Через стекло оранжереи я пыталась какое-то время рассмотреть экзотические растения, потом прошлась вокруг лиственницы, которая по легенде была посажена самим Петром Первым – пережила пожары 1812 года и недавний удар молнии – и подивилась, до чего же живучее растение…
Белки были очаровательны. Держась когтями на задних лапах за ствол сосны, одна из них выбирала с моей ладони самые крупные орехи и юрко удалялась к себе. Но через мгновение уже возвращалась – причем, раз за разом становилась смелее, и, в конце концов, залезла ко мне на руку уже вся, деловито чистя орех и тут же его съедая, с равнодушием поглядывая на меня черными опаловыми глазами.
Подозреваю, что, если бы я постояла еще немного, она начала бы беззастенчиво рыться во всем кульке с орехами, а то и утащила бы его целиком. Но от ограбления меня спас появившийся Кошкин.
Я увидела его сразу – специально выбрала такое место, чтобы ворота и главная аллея сада хорошо просматривались. И порадовалась, что, хоть Степан Егорович и не самый блестящий шпион, но он явно не относится к тем полицейским, в которых можно угадать их профессию за версту – что-что, а оставаться незаметным в толпе он умел. Без сомнения Кошкин тоже увидел меня сразу – я была в шляпке с легкой вуалью, но держала в руках собранный синий зонт, что должно было служить ему знаком. Однако, сохраняя la conspiration [32], он не подошел сразу, а покормил белок сперва у одной сосны, потом у другой.

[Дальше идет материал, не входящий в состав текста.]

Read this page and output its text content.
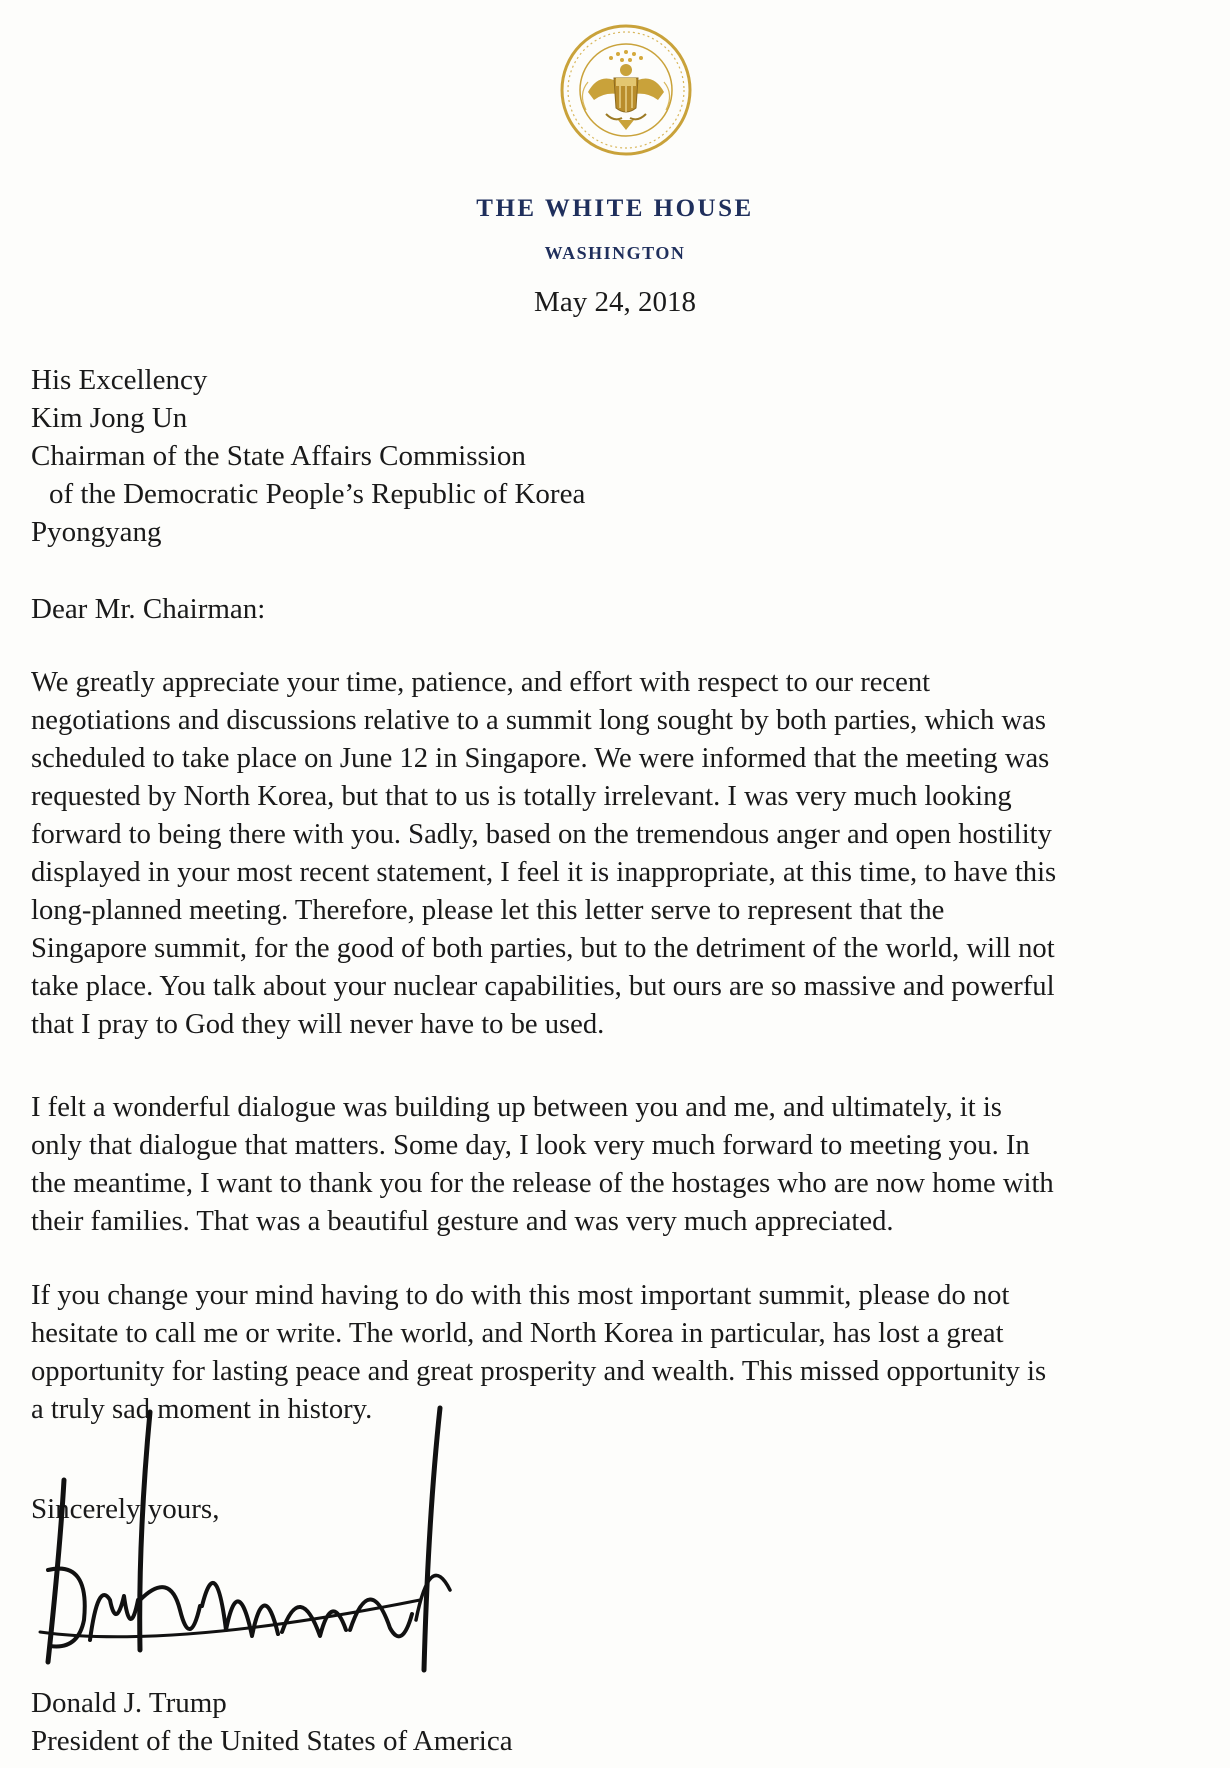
THE WHITE HOUSE
WASHINGTON
May 24, 2018
His Excellency
Kim Jong Un
Chairman of the State Affairs Commission
of the Democratic People’s Republic of Korea
Pyongyang
Dear Mr. Chairman:
We greatly appreciate your time, patience, and effort with respect to our recent
negotiations and discussions relative to a summit long sought by both parties, which was
scheduled to take place on June 12 in Singapore. We were informed that the meeting was
requested by North Korea, but that to us is totally irrelevant. I was very much looking
forward to being there with you. Sadly, based on the tremendous anger and open hostility
displayed in your most recent statement, I feel it is inappropriate, at this time, to have this
long-planned meeting. Therefore, please let this letter serve to represent that the
Singapore summit, for the good of both parties, but to the detriment of the world, will not
take place. You talk about your nuclear capabilities, but ours are so massive and powerful
that I pray to God they will never have to be used.
I felt a wonderful dialogue was building up between you and me, and ultimately, it is
only that dialogue that matters. Some day, I look very much forward to meeting you. In
the meantime, I want to thank you for the release of the hostages who are now home with
their families. That was a beautiful gesture and was very much appreciated.
If you change your mind having to do with this most important summit, please do not
hesitate to call me or write. The world, and North Korea in particular, has lost a great
opportunity for lasting peace and great prosperity and wealth. This missed opportunity is
a truly sad moment in history.
Sincerely yours,
Donald J. Trump
President of the United States of America
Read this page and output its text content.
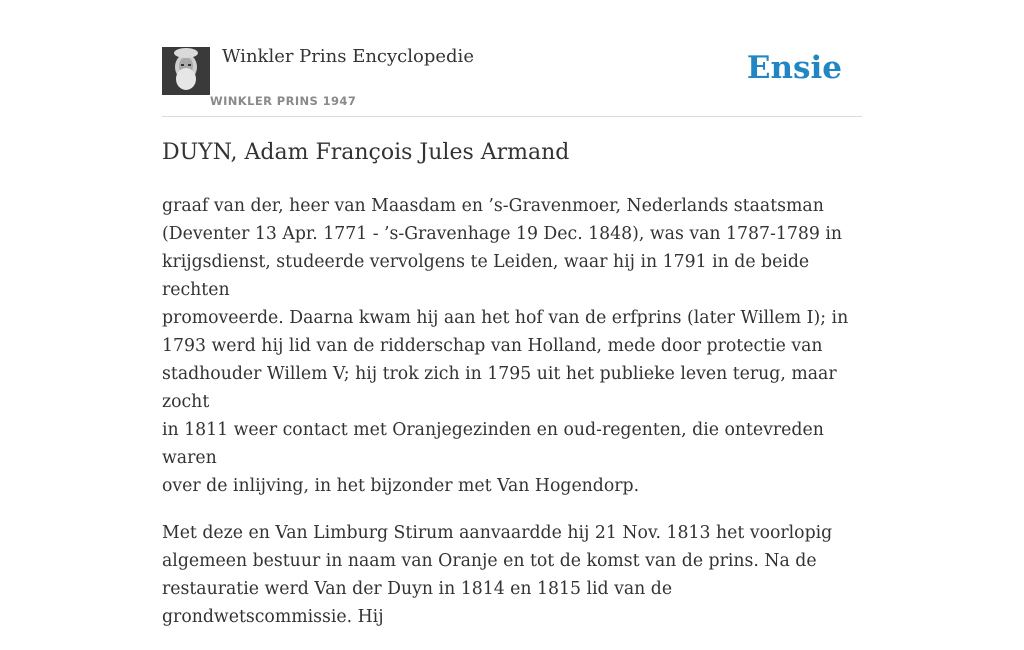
Winkler Prins Encyclopedie
WINKLER PRINS 1947
Ensie
DUYN, Adam François Jules Armand

graaf van der, heer van Maasdam en ’s-Gravenmoer, Nederlands staatsman
(Deventer 13 Apr. 1771 - ’s-Gravenhage 19 Dec. 1848), was van 1787-1789 in
krijgsdienst, studeerde vervolgens te Leiden, waar hij in 1791 in de beide rechten
promoveerde. Daarna kwam hij aan het hof van de erfprins (later Willem I); in
1793 werd hij lid van de ridderschap van Holland, mede door protectie van
stadhouder Willem V; hij trok zich in 1795 uit het publieke leven terug, maar zocht
in 1811 weer contact met Oranjegezinden en oud-regenten, die ontevreden waren
over de inlijving, in het bijzonder met Van Hogendorp.

Met deze en Van Limburg Stirum aanvaardde hij 21 Nov. 1813 het voorlopig
algemeen bestuur in naam van Oranje en tot de komst van de prins. Na de
restauratie werd Van der Duyn in 1814 en 1815 lid van de grondwetscommissie. Hij
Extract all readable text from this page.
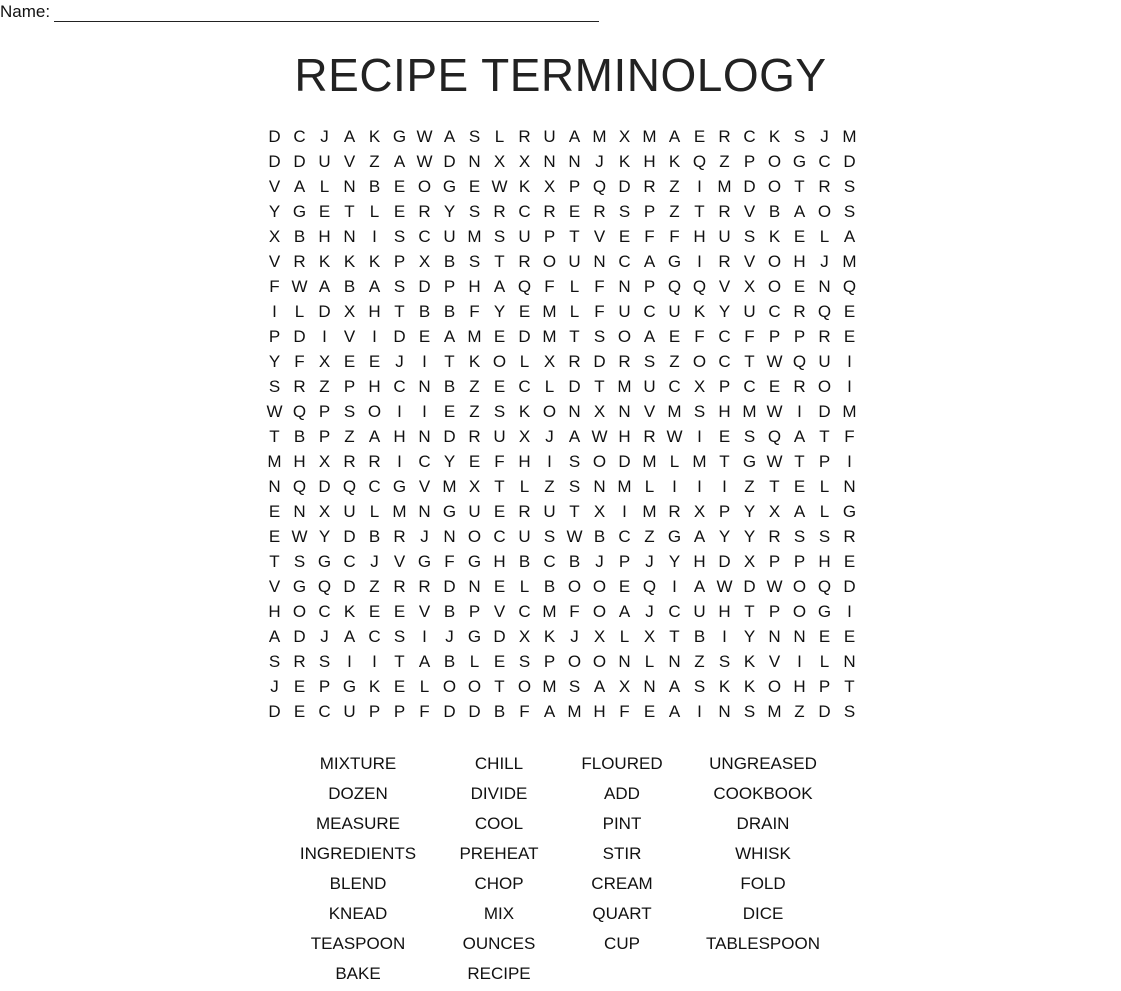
Name:
RECIPE TERMINOLOGY
D C J A K G W A S L R U A M X M A E R C K S J M
D D U V Z A W D N X X N N J K H K Q Z P O G C D
V A L N B E O G E W K X P Q D R Z	I M D O T R S
Y G E T L E R Y S R C R E R S P Z T R V B A O S
X B H N I S C U M S U P T V E F F H U S K E L A
V R K K K P X B S T R O U N C A G I R V O H J M
F W A B A S D P H A Q F L F N P Q Q V X O E N Q
I	L D X H T B B F Y E M L F U C U K Y U C R Q E
P D I V I D E A M E D M T S O A E F C F P P R E
Y F X E E J	I	T K O L X R D R S Z O C T W Q U I
S R Z P H C N B Z E C L D T M U C X P C E R O I
W Q P S O I	I E Z S K O N X N V M S H M W I D M
T B P Z A H N D R U X J A W H R W I E S Q A T F
M H X R R I C Y E F H I S O D M L M T G W T P I
N Q D Q C G V M X T L Z S N M L	I	I	I	Z T E L N
E N X U L M N G U E R U T X I M R X P Y X A L G
E W Y D B R J N O C U S W B C Z G A Y Y R S S R
T S G C J V G F G H B C B J P J Y H D X P P H E
V G Q D Z R R D N E L B O O E Q I A W D W O Q D
H O C K E E V B P V C M F O A J C U H T P O G I
A D J A C S I	J G D X K J X L X T B I Y N N E E
S R S I	I	T A B L E S P O O N L N Z S K V I	L N
J E P G K E L O O T O M S A X N A S K K O H P T
D E C U P P F D D B F A M H F E A I N S M Z D S
MIXTURE	CHILL	FLOURED	UNGREASED
DOZEN	DIVIDE	ADD	COOKBOOK
MEASURE	COOL	PINT	DRAIN
INGREDIENTS	PREHEAT	STIR	WHISK
BLEND	CHOP	CREAM	FOLD
KNEAD	MIX	QUART	DICE
TEASPOON	OUNCES	CUP	TABLESPOON
BAKE	RECIPE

Я, тем временем, отделилась от общей толпы и прошла вглубь сада – к набережной пруда, где на оттаявшем клочке воды плавали утки и даже два красавца белых лебедя.
Рядом со мной почти никого не было: лишь слева в десяти шагах бедно одетый дедушка крошил уткам хлеб и улыбался чему-то своему, да справа, шагах в тридцати, гимназист с молоденькой смущенной девицей неслышно переговаривались. Прошло минуты две, прежде чем Кошкин приблизился, встал в шаге от меня и, облокотившись на перила набережной, стал наблюдать за птицами.
– Вы забрали сюртуки у наших подозреваемых? – спросила я, отрывая от булки ломти и кроша их в воду. К Кошкину я даже головы не повернула.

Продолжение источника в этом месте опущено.